Banyak yang beranggapan bahwa tabungan itu adalah uang yang disimpan di rekening bank. Padahal, ada perbedaan yang sangat signifikan antara tabungan dengan simpanan. Hal yang paling mendasar adalah cara pengelolaan uang yang ada dalam rekening tabungan dan rekening simpanan. Rekening simpanan bisa diibaratkan rekening dimana melakukan aktivitas perbankan harian, misalnya untuk tujuan transfer gaji, penarikan ATM untuk belanja bulanan. Sementara itu, rekening tabungan memang ditujukan sebagai tempat khusus untuk menyisihkan pendapatan demi tujuan jangka panjang. Contohnya dana darurat, persiapan liburan, membeli barang yang diinginkan, dan berbagai rencana di tahun berikutnya.

Lalu, apa aja yang bisa didapatkan dari Menabung?

Dengan menabung, kondisi arus keuangan menjadi semakin sehat. Manfaat paling utama dari menabung ialah bakal memiliki perencanaan keuangan. Karena, jika sudah memasukkan dana tabungan pada pos anggaran bulanan, kamu akan mampu menentukan skala prioritas pos mana saja yang wajib dipenuhi dan mampu dihemat. Hal ini akan membuat lebih aware perihal pengeluaran dan pemasukan. Jika contohnya ingin hangout di cafe langganan, tentu akan memiliki pertimbangan apakah uang ini lebih baik ditabung atau digunakan untuk nongkrong. Secara tak sadar, kamu sudah menerapkan manajemen keuangan pada setiap keputusan pembelian. Jika sudah memiliki mindset manajemen keuangan, dijamin arus pemasukan serta pengeluaran menjadi makin sehat dan efisien.

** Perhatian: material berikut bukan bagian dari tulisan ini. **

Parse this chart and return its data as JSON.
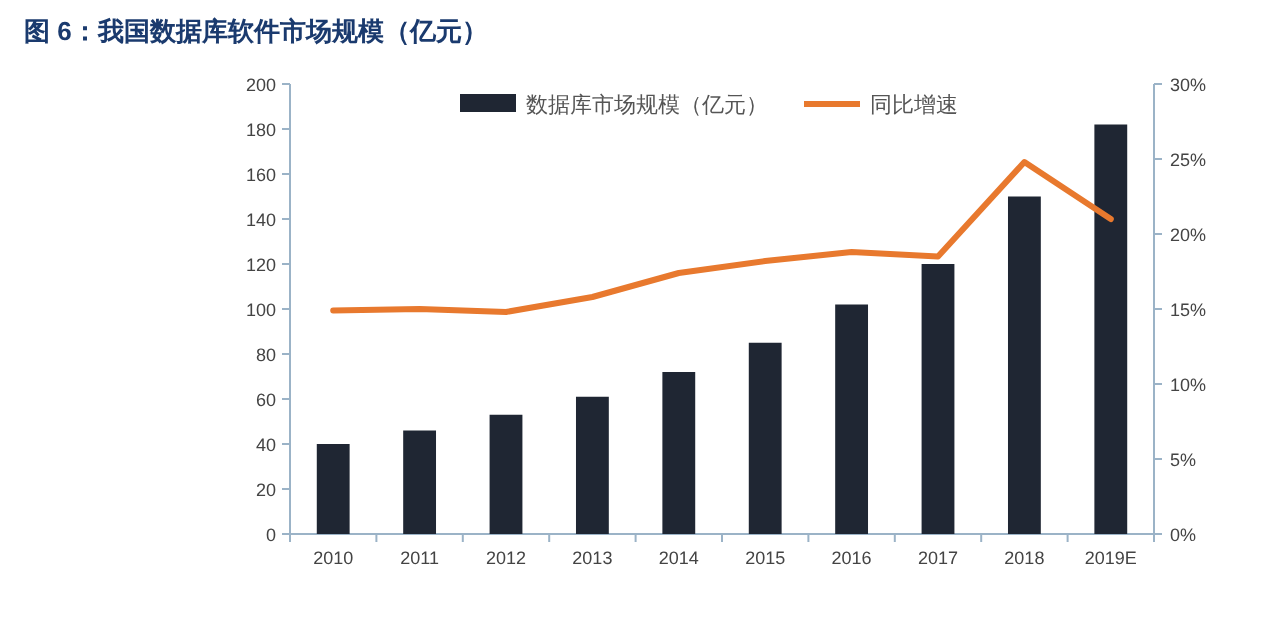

Lebih Baik Menabung atau Investasi ?

Tabungan dan investasi sama-sama membantu untuk mencapai kebebasan finansial. Yang wajib dipahami yaitu tabungan bersifat liquid, sementara investasi itu tidak. Jadi alangkah baiknya memiliki pos tabungan dan investasi yang sejalan. Tabungan diperlukan agar tetap memiliki uang tunai yang siap dipakai apabila keadaan terdesak. Sementara investasi juga dibutuhkan untuk menerima passive income, dan menjaga uang agar tidak tergoda laju inflasi. Perlu diingat, bila tabungan merupakan salah satu dari risk management pada investasi.

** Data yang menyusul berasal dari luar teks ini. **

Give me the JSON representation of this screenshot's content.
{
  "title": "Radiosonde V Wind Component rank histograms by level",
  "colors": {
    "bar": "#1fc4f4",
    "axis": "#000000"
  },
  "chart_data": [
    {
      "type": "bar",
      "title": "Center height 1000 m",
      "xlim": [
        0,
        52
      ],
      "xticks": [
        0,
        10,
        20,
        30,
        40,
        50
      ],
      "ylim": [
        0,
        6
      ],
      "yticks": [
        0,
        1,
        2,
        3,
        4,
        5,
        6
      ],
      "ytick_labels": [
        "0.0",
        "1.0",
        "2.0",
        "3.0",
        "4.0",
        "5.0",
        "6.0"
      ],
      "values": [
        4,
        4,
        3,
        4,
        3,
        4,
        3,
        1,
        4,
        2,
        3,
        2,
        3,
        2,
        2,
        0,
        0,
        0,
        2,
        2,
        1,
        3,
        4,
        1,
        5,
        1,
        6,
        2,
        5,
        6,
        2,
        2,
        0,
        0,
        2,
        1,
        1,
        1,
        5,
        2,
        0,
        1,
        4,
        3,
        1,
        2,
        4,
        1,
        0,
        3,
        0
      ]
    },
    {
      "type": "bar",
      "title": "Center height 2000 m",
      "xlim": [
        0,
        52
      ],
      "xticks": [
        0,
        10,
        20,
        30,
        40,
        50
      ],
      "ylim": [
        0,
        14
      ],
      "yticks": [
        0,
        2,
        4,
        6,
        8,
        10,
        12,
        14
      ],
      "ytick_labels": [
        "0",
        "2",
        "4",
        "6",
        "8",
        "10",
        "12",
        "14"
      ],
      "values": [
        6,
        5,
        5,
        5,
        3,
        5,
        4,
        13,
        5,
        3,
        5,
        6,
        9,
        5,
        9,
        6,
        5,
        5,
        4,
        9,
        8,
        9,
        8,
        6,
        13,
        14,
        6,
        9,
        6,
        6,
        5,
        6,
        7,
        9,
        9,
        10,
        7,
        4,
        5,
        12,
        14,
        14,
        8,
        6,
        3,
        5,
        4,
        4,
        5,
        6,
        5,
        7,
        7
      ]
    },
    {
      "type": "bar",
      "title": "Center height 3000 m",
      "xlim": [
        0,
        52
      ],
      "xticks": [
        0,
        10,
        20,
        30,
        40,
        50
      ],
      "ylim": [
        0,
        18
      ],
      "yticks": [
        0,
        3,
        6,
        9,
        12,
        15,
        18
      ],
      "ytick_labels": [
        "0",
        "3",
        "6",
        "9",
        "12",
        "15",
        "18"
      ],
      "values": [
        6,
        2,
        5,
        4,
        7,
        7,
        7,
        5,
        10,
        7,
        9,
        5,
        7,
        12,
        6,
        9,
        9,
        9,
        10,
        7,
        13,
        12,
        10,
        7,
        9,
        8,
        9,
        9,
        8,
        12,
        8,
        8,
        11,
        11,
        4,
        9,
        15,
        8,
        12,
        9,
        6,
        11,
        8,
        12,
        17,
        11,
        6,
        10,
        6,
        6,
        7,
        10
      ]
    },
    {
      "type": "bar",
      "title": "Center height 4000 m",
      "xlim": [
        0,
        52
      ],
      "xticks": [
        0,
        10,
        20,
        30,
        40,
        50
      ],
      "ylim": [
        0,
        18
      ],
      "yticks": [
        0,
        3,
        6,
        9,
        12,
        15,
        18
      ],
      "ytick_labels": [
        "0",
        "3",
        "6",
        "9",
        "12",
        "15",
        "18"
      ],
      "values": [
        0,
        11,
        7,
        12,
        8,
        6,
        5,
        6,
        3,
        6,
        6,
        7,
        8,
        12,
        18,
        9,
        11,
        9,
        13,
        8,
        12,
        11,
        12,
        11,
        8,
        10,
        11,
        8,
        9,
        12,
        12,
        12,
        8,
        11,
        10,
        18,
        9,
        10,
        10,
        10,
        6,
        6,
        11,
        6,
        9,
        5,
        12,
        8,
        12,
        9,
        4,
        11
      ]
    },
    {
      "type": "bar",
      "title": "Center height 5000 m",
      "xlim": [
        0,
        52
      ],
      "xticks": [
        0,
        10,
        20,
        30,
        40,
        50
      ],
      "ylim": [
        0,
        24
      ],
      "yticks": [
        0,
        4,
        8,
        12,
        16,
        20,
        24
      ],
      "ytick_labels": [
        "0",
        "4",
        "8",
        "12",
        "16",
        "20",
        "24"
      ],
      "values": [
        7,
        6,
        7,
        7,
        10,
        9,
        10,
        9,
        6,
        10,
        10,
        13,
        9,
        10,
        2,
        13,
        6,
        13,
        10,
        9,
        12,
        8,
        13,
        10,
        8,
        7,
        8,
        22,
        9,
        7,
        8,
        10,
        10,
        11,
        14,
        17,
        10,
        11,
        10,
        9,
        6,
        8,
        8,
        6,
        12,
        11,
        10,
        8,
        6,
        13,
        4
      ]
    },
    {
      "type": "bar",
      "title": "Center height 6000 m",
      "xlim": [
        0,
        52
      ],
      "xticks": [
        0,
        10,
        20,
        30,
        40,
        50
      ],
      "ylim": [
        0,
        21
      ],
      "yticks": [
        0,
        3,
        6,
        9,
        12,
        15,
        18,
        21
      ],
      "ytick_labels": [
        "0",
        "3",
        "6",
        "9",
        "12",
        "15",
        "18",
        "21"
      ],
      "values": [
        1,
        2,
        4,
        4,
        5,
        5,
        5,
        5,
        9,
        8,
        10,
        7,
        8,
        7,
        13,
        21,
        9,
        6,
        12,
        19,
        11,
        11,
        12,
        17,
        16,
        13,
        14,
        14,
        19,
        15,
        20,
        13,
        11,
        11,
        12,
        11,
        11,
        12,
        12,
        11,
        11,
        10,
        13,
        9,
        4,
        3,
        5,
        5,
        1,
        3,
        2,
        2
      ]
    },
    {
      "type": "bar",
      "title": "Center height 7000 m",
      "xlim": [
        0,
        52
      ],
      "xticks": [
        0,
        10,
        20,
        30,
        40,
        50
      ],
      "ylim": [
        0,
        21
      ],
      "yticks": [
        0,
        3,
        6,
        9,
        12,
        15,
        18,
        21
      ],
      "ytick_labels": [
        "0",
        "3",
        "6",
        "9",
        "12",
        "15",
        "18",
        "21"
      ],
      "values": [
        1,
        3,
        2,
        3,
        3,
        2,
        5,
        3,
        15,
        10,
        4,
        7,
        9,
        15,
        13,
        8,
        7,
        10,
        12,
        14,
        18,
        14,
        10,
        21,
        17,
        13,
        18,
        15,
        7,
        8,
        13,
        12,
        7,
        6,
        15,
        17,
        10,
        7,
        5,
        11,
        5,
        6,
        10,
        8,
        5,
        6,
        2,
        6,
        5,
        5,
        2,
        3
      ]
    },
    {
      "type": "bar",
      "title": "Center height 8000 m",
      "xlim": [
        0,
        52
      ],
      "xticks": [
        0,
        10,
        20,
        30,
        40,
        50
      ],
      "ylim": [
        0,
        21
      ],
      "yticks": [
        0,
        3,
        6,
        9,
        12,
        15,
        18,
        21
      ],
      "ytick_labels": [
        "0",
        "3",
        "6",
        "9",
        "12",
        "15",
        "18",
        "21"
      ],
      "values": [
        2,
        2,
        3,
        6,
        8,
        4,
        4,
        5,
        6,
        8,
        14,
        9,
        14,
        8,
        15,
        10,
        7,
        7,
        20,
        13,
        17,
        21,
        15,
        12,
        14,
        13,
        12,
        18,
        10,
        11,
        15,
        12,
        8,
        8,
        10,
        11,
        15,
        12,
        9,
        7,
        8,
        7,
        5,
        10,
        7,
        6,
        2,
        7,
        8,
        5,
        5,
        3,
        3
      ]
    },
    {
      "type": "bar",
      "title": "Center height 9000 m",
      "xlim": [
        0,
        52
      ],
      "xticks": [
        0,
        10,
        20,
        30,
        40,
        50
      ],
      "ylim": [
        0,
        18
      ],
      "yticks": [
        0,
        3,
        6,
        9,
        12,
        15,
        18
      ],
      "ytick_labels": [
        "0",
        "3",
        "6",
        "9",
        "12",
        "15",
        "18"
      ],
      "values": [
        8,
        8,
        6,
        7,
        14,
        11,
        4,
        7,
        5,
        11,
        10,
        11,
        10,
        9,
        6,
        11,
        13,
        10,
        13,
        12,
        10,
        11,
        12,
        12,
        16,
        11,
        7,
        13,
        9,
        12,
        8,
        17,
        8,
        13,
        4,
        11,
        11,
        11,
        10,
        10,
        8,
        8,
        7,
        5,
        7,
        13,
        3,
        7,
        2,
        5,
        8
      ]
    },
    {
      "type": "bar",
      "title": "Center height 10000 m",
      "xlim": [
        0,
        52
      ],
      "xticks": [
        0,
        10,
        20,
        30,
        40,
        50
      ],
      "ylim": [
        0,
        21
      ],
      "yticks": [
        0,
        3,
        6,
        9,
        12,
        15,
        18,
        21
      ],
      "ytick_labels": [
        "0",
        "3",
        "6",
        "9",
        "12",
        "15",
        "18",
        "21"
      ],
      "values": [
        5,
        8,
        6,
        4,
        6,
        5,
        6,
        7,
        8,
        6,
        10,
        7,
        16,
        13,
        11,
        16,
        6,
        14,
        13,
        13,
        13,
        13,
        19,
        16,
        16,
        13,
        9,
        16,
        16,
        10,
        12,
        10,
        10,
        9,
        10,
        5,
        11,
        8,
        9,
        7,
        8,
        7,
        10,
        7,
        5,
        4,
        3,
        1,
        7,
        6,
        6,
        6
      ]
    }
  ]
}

Lebih jauh tentang kondisi darurat, suatu saat pasti membutuhkan uang tunai untuk menghadapi keadaan yang terjadi diluar perkiraan kita. Contohnya jika tiba-tiba sakit atau terkena PHK. Dengan adanya tabungan, bisa menghadapi kondisi tersebut tanpa perlu berhutang. Dengan uang yang kamu pisahkan setiap bulannya, nanti suatu saat pasti akan bisa menolong kamu.

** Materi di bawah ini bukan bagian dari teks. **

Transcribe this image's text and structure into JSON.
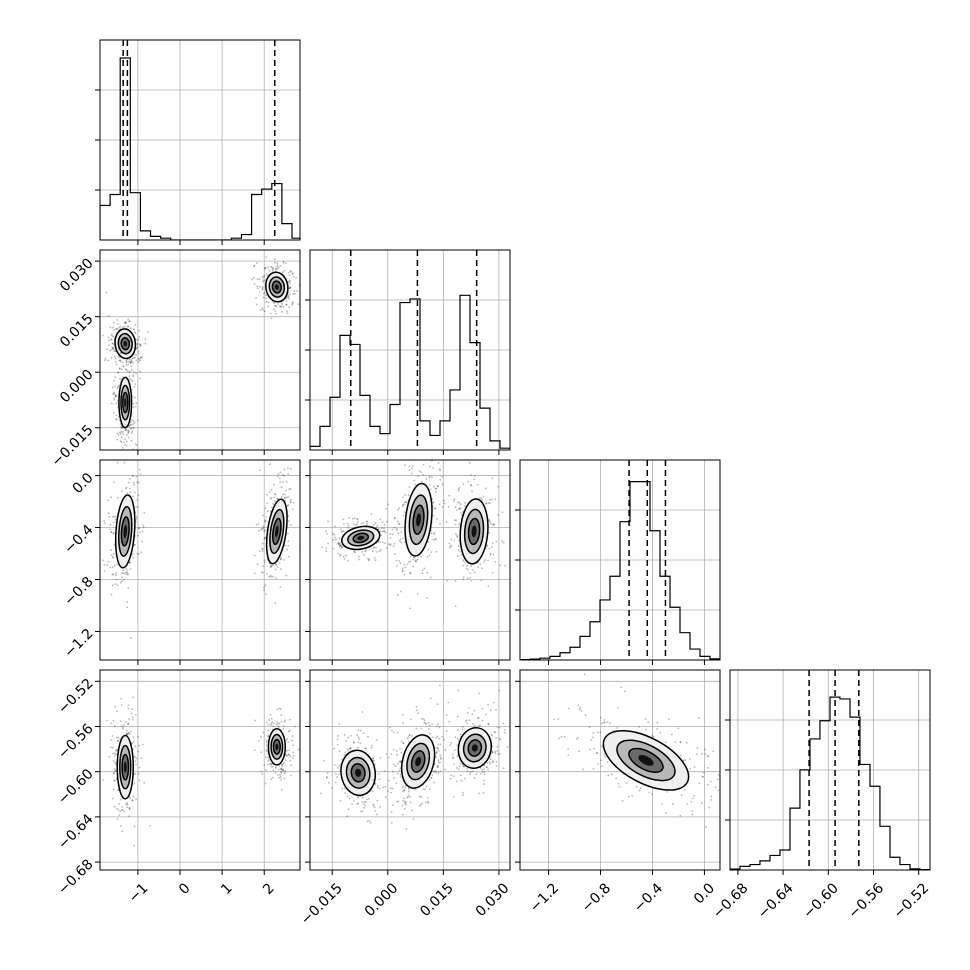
{
  "chart_data": {
    "type": "corner",
    "title": "",
    "parameters": [
      "",
      "",
      "",
      ""
    ],
    "ranges": [
      [
        -1.9,
        2.85
      ],
      [
        -0.021,
        0.033
      ],
      [
        -1.42,
        0.12
      ],
      [
        -0.687,
        -0.51
      ]
    ],
    "ticks": [
      {
        "values": [
          -1,
          0,
          1,
          2
        ],
        "labels": [
          "−1",
          "0",
          "1",
          "2"
        ]
      },
      {
        "values": [
          -0.015,
          0.0,
          0.015,
          0.03
        ],
        "labels": [
          "−0.015",
          "0.000",
          "0.015",
          "0.030"
        ]
      },
      {
        "values": [
          -1.2,
          -0.8,
          -0.4,
          0.0
        ],
        "labels": [
          "−1.2",
          "−0.8",
          "−0.4",
          "0.0"
        ]
      },
      {
        "values": [
          -0.68,
          -0.64,
          -0.6,
          -0.56,
          -0.52
        ],
        "labels": [
          "−0.68",
          "−0.64",
          "−0.60",
          "−0.56",
          "−0.52"
        ]
      }
    ],
    "diag_grid_fractions": [
      0.25,
      0.5,
      0.75
    ],
    "grid": true,
    "histograms": [
      {
        "param": 0,
        "bin_edges": [
          -1.9,
          -1.66,
          -1.42,
          -1.18,
          -0.94,
          -0.7,
          -0.46,
          -0.22,
          0.02,
          0.26,
          0.5,
          0.74,
          0.98,
          1.22,
          1.46,
          1.7,
          1.94,
          2.18,
          2.42,
          2.66,
          2.85
        ],
        "counts": [
          0.19,
          0.25,
          1.0,
          0.26,
          0.05,
          0.02,
          0.01,
          0,
          0,
          0,
          0,
          0,
          0,
          0.01,
          0.03,
          0.25,
          0.28,
          0.31,
          0.09,
          0.01
        ]
      },
      {
        "param": 1,
        "bin_edges": [
          -0.021,
          -0.0183,
          -0.0156,
          -0.0129,
          -0.0102,
          -0.0075,
          -0.0048,
          -0.0021,
          0.0006,
          0.0033,
          0.006,
          0.0087,
          0.0114,
          0.0141,
          0.0168,
          0.0195,
          0.0222,
          0.0249,
          0.0276,
          0.0303,
          0.033
        ],
        "counts": [
          0.02,
          0.13,
          0.29,
          0.63,
          0.58,
          0.3,
          0.13,
          0.09,
          0.25,
          0.81,
          0.83,
          0.16,
          0.08,
          0.16,
          0.33,
          0.85,
          0.59,
          0.23,
          0.05,
          0.01
        ]
      },
      {
        "param": 2,
        "bin_edges": [
          -1.42,
          -1.343,
          -1.266,
          -1.189,
          -1.112,
          -1.035,
          -0.958,
          -0.881,
          -0.804,
          -0.727,
          -0.65,
          -0.573,
          -0.496,
          -0.419,
          -0.342,
          -0.265,
          -0.188,
          -0.111,
          -0.034,
          0.043,
          0.12
        ],
        "counts": [
          0.002,
          0.005,
          0.01,
          0.02,
          0.04,
          0.07,
          0.13,
          0.21,
          0.33,
          0.46,
          0.76,
          0.98,
          0.98,
          0.71,
          0.46,
          0.29,
          0.15,
          0.06,
          0.02,
          0.006
        ]
      },
      {
        "param": 3,
        "bin_edges": [
          -0.687,
          -0.6782,
          -0.6693,
          -0.6605,
          -0.6516,
          -0.6428,
          -0.6339,
          -0.6251,
          -0.6162,
          -0.6074,
          -0.5985,
          -0.5897,
          -0.5808,
          -0.572,
          -0.5631,
          -0.5543,
          -0.5454,
          -0.5366,
          -0.5277,
          -0.5189,
          -0.51
        ],
        "counts": [
          0.005,
          0.02,
          0.03,
          0.05,
          0.08,
          0.11,
          0.34,
          0.55,
          0.72,
          0.82,
          0.95,
          0.94,
          0.84,
          0.58,
          0.46,
          0.24,
          0.07,
          0.03,
          0.006,
          0.002
        ]
      }
    ],
    "quantiles": [
      [
        -1.35,
        -1.25,
        2.25
      ],
      [
        -0.01,
        0.008,
        0.024
      ],
      [
        -0.58,
        -0.44,
        -0.3
      ],
      [
        -0.617,
        -0.594,
        -0.573
      ]
    ],
    "contour_panels": [
      {
        "row": 1,
        "col": 0,
        "blobs": [
          {
            "cx": -1.3,
            "cy": 0.0077,
            "rx": 0.24,
            "ry": 0.004,
            "tilt": -6
          },
          {
            "cx": -1.3,
            "cy": -0.0082,
            "rx": 0.15,
            "ry": 0.0068,
            "tilt": 0
          },
          {
            "cx": 2.3,
            "cy": 0.023,
            "rx": 0.26,
            "ry": 0.004,
            "tilt": -8
          }
        ]
      },
      {
        "row": 2,
        "col": 0,
        "blobs": [
          {
            "cx": -1.3,
            "cy": -0.43,
            "rx": 0.22,
            "ry": 0.28,
            "tilt": 4
          },
          {
            "cx": 2.3,
            "cy": -0.43,
            "rx": 0.22,
            "ry": 0.25,
            "tilt": 8
          }
        ]
      },
      {
        "row": 2,
        "col": 1,
        "blobs": [
          {
            "cx": -0.0073,
            "cy": -0.48,
            "rx": 0.0052,
            "ry": 0.085,
            "tilt": -12
          },
          {
            "cx": 0.0083,
            "cy": -0.34,
            "rx": 0.0035,
            "ry": 0.28,
            "tilt": 6
          },
          {
            "cx": 0.0233,
            "cy": -0.43,
            "rx": 0.0037,
            "ry": 0.25,
            "tilt": 4
          }
        ]
      },
      {
        "row": 3,
        "col": 0,
        "blobs": [
          {
            "cx": -1.3,
            "cy": -0.596,
            "rx": 0.19,
            "ry": 0.028,
            "tilt": 0
          },
          {
            "cx": 2.3,
            "cy": -0.578,
            "rx": 0.2,
            "ry": 0.016,
            "tilt": 0
          }
        ]
      },
      {
        "row": 3,
        "col": 1,
        "blobs": [
          {
            "cx": -0.008,
            "cy": -0.601,
            "rx": 0.0046,
            "ry": 0.02,
            "tilt": -8
          },
          {
            "cx": 0.0082,
            "cy": -0.591,
            "rx": 0.0042,
            "ry": 0.024,
            "tilt": 14
          },
          {
            "cx": 0.0235,
            "cy": -0.579,
            "rx": 0.0044,
            "ry": 0.018,
            "tilt": 10
          }
        ]
      },
      {
        "row": 3,
        "col": 2,
        "blobs": [
          {
            "cx": -0.45,
            "cy": -0.59,
            "rx": 0.36,
            "ry": 0.02,
            "tilt": 28
          }
        ]
      }
    ]
  }
}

Mendapat uang tambahan dari laba bunga tabungan

Selain bisa membantu merencanakan keuangan, tabungan juga bisa membuat kamu menerima pendapatan extra. Meskipun memang bunga tabungan tak sebanyak deposito, menabung di rekening bank masih lebih baik dibandingkan jika hanya menabung di rumah atau brankas. Memang tujuan menabung untuk mengumpulkan uang, namun kalau uang tersebut bisa bertambah lebih banyak dibandingkan yang ditabung, tentu tidak ada salahnya. Upgrade diri agar makin dekat dengan kebebasan finansial.